Le 1er septembre 1730, la Nature un peu contrariée par toutes ces petites histoires d'hommes, a décidé de venir mettre un peu d'ordre dans tout cela: ce soir-là, la terre s'ouvrit à Timanfaya et d'immenses coulées de lave vinrent recouvrir l'orgueil humain. Une montagne apparut et redessina l'île. Pendant 6 ans, la lave coula, recouvrit un quart de l'île et la Nature saupoudra le reste de cendres volcaniques. C'est le chaos. Et la famine calma les restes d'ardeurs humaines. En 1842, les éruptions se remirent à surgir à Timanfaya et les hommes restés à Lanzarote finirent par émigrer. Nettoyage fait. Les volcans se calmèrent alors. De nouveaux hommes arrivèrent et décidèrent de protéger et de respecter l'île. Tout a été beaucoup plus zen après, et aujourd'hui la population totale de l'île compte un peu moins de 142 000 habitants. Et quasi tous vivent le plus possible en harmonie avec l'île, ambiance " Surf, Peace & Love", pour la plupart.

petite maison à El Golfo


Lanzarote a du caractère.
Celui de la Terre.
Et aussi celui de la Mer.

La lave tombe dans la mer. Rencontre entre la Terre et l'Eau, sous le Feu du Soleil et sur le Feu de la Terre, dans l'Air de l'océan. L'origine de la vie.
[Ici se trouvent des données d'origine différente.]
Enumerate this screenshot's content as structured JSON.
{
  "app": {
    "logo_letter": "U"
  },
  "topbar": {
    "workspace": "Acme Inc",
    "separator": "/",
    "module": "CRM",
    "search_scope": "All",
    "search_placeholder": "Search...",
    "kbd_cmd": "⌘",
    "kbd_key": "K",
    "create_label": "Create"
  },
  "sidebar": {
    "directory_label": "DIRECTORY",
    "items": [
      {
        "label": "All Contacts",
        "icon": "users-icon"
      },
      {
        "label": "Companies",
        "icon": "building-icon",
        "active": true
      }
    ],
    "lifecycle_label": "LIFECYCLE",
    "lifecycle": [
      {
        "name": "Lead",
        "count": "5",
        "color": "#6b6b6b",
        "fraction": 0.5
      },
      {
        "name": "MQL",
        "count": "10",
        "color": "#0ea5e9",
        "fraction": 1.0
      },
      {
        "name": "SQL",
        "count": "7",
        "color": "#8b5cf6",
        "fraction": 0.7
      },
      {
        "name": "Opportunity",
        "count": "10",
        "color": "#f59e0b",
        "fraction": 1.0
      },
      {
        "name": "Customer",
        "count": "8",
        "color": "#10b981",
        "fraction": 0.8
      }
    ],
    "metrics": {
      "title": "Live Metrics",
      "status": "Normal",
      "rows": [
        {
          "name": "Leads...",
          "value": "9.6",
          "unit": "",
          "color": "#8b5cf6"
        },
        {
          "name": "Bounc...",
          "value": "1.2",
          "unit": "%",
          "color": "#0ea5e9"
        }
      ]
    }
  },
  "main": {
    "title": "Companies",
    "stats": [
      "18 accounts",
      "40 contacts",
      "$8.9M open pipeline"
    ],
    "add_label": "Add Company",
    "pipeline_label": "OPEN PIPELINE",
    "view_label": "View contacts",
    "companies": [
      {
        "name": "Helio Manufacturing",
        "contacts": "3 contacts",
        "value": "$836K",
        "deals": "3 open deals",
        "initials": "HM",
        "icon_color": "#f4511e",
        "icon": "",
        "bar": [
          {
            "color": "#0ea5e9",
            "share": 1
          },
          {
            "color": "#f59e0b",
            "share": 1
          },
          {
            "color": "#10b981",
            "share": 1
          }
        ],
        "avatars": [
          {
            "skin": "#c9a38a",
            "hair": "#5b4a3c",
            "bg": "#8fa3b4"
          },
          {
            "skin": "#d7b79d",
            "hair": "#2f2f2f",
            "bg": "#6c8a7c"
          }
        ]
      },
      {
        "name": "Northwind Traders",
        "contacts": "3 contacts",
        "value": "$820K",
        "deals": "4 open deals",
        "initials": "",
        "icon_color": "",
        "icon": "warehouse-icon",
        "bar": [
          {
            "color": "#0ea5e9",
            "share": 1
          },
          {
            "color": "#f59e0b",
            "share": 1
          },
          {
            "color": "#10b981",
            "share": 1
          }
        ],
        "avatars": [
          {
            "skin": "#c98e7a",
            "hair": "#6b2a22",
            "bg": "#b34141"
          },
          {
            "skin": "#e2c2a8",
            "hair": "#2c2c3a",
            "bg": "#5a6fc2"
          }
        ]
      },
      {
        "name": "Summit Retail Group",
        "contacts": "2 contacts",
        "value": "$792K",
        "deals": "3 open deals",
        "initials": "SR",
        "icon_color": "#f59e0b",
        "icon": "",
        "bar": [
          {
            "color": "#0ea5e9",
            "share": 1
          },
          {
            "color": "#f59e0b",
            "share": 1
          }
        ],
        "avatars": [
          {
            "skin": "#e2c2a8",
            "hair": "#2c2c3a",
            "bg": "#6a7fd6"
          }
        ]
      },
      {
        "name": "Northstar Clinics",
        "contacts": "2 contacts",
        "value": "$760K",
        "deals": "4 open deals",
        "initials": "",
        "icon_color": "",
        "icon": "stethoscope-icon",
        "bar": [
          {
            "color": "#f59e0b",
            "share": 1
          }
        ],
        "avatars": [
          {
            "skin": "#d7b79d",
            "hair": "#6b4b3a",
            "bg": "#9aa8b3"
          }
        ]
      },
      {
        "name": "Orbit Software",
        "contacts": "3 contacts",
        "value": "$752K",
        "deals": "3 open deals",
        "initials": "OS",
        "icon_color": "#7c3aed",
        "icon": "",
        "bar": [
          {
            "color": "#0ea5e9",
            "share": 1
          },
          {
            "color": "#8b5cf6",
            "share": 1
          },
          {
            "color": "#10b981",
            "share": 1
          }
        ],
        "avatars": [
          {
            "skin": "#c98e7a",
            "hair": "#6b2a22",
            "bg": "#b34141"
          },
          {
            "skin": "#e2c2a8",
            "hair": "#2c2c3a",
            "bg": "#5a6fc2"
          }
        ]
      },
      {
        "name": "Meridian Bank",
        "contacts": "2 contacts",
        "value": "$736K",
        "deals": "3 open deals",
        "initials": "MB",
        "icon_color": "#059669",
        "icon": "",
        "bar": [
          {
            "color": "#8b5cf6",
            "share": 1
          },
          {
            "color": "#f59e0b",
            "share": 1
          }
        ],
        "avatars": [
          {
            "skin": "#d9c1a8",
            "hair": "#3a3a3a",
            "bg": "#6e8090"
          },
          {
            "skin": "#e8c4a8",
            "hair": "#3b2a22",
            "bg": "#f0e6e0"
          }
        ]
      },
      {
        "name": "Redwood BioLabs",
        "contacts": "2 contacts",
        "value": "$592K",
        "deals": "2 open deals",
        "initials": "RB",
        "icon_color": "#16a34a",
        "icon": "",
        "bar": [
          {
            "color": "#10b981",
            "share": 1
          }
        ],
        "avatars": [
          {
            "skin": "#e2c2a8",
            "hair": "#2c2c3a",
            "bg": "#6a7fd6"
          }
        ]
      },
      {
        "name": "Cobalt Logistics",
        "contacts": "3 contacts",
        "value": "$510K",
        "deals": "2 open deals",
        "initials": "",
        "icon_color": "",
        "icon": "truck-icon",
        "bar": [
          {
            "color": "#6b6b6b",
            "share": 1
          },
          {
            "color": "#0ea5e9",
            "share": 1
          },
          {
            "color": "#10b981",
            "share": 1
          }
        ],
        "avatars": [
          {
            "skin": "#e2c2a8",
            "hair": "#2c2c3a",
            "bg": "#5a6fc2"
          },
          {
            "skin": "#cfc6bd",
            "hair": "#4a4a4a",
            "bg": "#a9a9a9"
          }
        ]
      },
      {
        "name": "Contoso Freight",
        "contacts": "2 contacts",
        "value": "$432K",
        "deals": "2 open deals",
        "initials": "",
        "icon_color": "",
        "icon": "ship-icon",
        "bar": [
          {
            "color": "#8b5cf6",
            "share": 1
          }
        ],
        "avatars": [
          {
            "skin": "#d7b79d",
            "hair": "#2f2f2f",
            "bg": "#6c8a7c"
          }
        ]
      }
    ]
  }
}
 Nous sommes d'accord. C'est grandiose.

A cette latitude, l'île de Lanzarote a un climat subdésertique qui se caractérise par une pluviométrie inférieure à 200 millimètres annuels. :) Le truc qui fait qu'il pleut moins ici qu'ailleurs dans l'archipel, c'est aussi que l'altitude maximale est assez basse, donc les nuages qui passent - parce qu'il y qu'en même des nuages- n'arrivent pas à s'accrocher aux sommets des volcans. L'île culmine en effet à 670 mètres, altitude du sommet de la montagne Peñas del Chache.

Sommet de la montagne Peñas del Chache et vue sur l'île de Graciosa
Cette île me fascine.
Je ne savais pas où j'arrivais et je n'ai pas non plus de guide touristique, mais je suis allée à la rencontre d'îliens, j'ai parlé avec des historiens, des archéologues et même un anthropologue, afin de comprendre un peu l'Histoire de ce bout de terre de l'Atlantique. La rencontre, le partage, apprendre les erreurs du passé pour essayer de ne pas les reproduire... Connaître l'Histoire du lieu permet de pouvoir mieux le respecter. Alors, assise, là-haut près du sommet, je suis restée en silence un bon moment malgré le vent fort et je n'ai fait qu'écouter, regarder et respecter. Un peu ici, un peu ailleurs, un peu sur Terre, un peu dans la lune, je rêve et je pense.


Merci Lanzarote, pour ton accueil et ces belles leçons de respect et de bien-être.